Australia sailed through their group without losing a single match before beating Great Britain 2-1 in the quarter-finals, with Kyrgios winning his match against Cameron Norrie 6-2, 6-2, before helping team-mate Alex de Minaur, who had lost to Dan Evans, win the decisive doubles match on a tiebreak, 18-16.
The 24-year-old pledged prior to the event to donate $200 AUS for every ace he hit at tournaments throughout January to help those affected by the unprecedented bushfires, which have so far killed at least 27 people and more than 1bn animals.
Kyrgios not only received widespread praise for this but also convinced other players to join the cause, while Team Australia agreed to donate $100 AUS for every ace at the ATP Cup too.

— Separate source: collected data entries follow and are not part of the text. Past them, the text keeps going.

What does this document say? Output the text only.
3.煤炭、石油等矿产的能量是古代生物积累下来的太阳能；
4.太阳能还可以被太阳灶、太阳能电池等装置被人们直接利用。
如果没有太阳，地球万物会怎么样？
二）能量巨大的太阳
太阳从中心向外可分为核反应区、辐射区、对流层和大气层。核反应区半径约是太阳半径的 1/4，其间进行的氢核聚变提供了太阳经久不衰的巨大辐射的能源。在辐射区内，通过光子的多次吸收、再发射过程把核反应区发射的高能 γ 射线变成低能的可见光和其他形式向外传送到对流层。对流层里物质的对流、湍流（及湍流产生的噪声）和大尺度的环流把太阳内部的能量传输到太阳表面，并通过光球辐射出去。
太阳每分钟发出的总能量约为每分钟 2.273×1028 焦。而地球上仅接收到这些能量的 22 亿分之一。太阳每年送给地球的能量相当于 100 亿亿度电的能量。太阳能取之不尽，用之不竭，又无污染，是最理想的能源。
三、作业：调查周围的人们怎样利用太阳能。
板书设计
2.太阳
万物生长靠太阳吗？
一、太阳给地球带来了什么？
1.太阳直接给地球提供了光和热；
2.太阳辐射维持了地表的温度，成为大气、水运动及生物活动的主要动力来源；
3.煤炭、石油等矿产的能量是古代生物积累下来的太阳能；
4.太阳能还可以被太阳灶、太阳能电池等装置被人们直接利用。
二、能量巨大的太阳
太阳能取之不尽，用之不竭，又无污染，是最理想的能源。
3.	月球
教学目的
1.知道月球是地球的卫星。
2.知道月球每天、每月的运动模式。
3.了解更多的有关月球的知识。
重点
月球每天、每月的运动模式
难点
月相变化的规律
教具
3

“I don’t care about the praise too much. We have the ability and platform to do something,” a visibly upset Kyrgios said following his win against Germany’s Jan-Lennard Struff last week.
“It’s going to all the families, firefighters, animals, everyone who is losing homes, losing families. It’s a real thing. My hometown is Canberra and it’s got the most toxic air in the world. That’s sad. It is tough.”
Kyrgios has never shied from the spotlight but more often than not it has been unsporting or unprofessional behaviour that has landed him in the headlines.
His talent is plain for all to see, but his attitude and motivation have repeatedly been called into question and cited as reasons why he is yet to fulfil his potential.
The world No29 has at times played better when he feels he has something to prove, so it is interesting, then, that the crisis in Australia and his desire to help appeared to inspire a surge in form.
In one of his standout performances, Kyrgios beat Stefanos Tsitsipas, who won last year’s ATP Finals and has been heralded as the big star of the next generation, in a thrilling three sets.
It is as though the man who called Rafael Nadal “salty”, Novak Djokovic “obsessed with being liked” and as recently as last year threw his chair onto a court and said he had been distracted by “a really hot chick in the crowd” when losing to Roger Federer, found a reason to get serious on the court.
While this hasn’t cut out his usual antics – he reportedly heckled Djokovic during the Serbian’s quarter-final match – he appears to have come out fighting as he sometimes has when his back was against the wall, only this time it is his country suffering.
The impression Kyrgios can give is that he would not play tennis unless he had to, yet he also proactively encouraged Tennis Australia to organise an exhibition match to raise additional funds to help the country.
They obliged, so Federer, Nadal and Djokovic, whose Serbia team beat Nadal’s Spain in the ATP Cup final, are due to join him at an exhibition tournament taking place in Melbourne this Wednesday ahead of the Australian Open.